In yesterday’s essay on Shabbat 131, we noted that when the eighth day of a baby’s life coincides with Shabbat, circumcision should be performed even though it’s the day of rest. But that’s not obvious to the casual reader of Torah. On today’s page, the rabbis spend a great deal of time searching for the origins of this rule. Let’s step through the complex chain of rabbinic logic together.
Frequently, the rabbis begin a discussion by asking how a certain law is derived from Torah. But in this case, the Gemara begins with the opposite perspective, with the assertion that the law (circumcision overrides Shabbat) cannot be derived from Torah at all. Both Ulla and Rabbi Yitzhak hold this view, stating quite simply: this is halachah. According to these two, this is just something God whispered in Moses’ ear on Mount Sinai and has had the force of law ever since.
The Gemara, however, is not satisfied (and explains why, but we’re going to leave that argument aside for the moment) and searches for a derivation of the law by means of a common midrashic technique, that of a verbal analogy.
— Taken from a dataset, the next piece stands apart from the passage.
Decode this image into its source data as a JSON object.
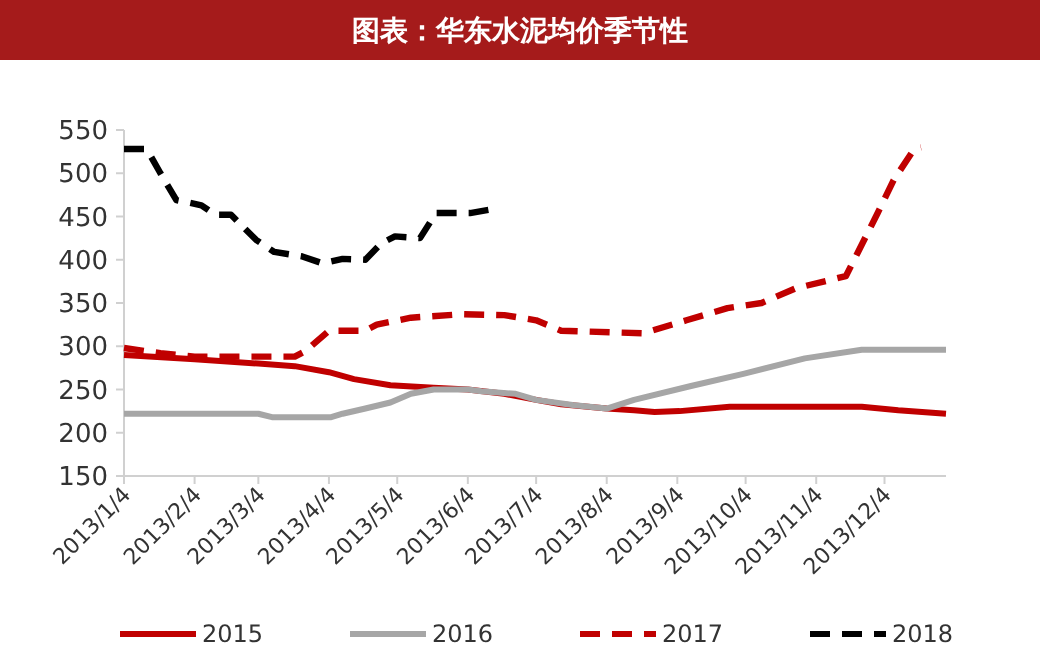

Here’s the first attempt:
Rabbi Elazar said: The halachah (that circumcision overrides Shabbat) is derived from the word “sign” that appears with regard to circumcision: And you shall be circumcised in the flesh of your foreskin; and it shall be a sign of the covenant between Me and you (Genesis 17:11), and the word “sign” appears with regard to Shabbat: However, you shall keep My Shabbats, for it is a sign between Me and you throughout your generations (Exodus 31:13).
Both commandments in the Torah, the one for circumcision and the one for Shabbat, employ the word “sign.” Therefore, Rabbi Elazar argues, there is a deep connection between the two — namely, that circumcisions are performed on Shabbat.
Immediately, the Gemara overturns this argument. Not because it is fanciful (this kind of argument from verbal analogy occurs all the time in the Talmud), but because the Torah verse understood as a commandment to don tefillin also contains the word “sign” and yet tefillin are not worn on Shabbat.
But the project of searching for the biblical source of this law is not dead — nor is the technique of verbal analogy remotely exhausted. Turns out, the word “sign” is not the only one that connects Shabbat and circumcision; both commandments also contain the word “covenant.” (In this case, we have to look to a different statement about Shabbat, found in Exodus 31:16.) Perhaps, the Gemara suggests, this is the vital connection between the two commandments that lets us know that circumcisions are performed on Shabbat.
Nope! The Gemara knocks down the “covenant” argument too, then immediately suggests a third verbal analogy, based on the word “generations,” which is likewise found in both commandments (Exodus 31:16 and Genesis 17:7) — but also ultimately rejected.
For those keeping score: the rabbis began this page by noting that circumcision overrides Shabbat but we don’t know why. It is first suggested that this is simply a law given to Moses at Sinai — impossible to derive. But the Gemara sets about trying anyway on the basis of various verbal analogies. Three such analogies — based on the words “sign,” “covenant” and “generations” — are attempted, but each ultimately rejected in turn.
Then, just when the project of deriving this law seems to have run out of steam, we read this:
Rav Nahman bar Yitzhak said: This halachah is derived not from one word alone, but based on the three words: “sign,” “covenant” and “generations” all appear with regard to circumcision and with regard to Shabbat.
None of these three words is individually strong enough to create a unique bridge between Shabbat and circumcision, but collectively they do! What a lovely reminder that the day of rest and the initiation of a baby into the Jewish people are each, in its own way, a sign of the Jewish covenant with God that endures for generations.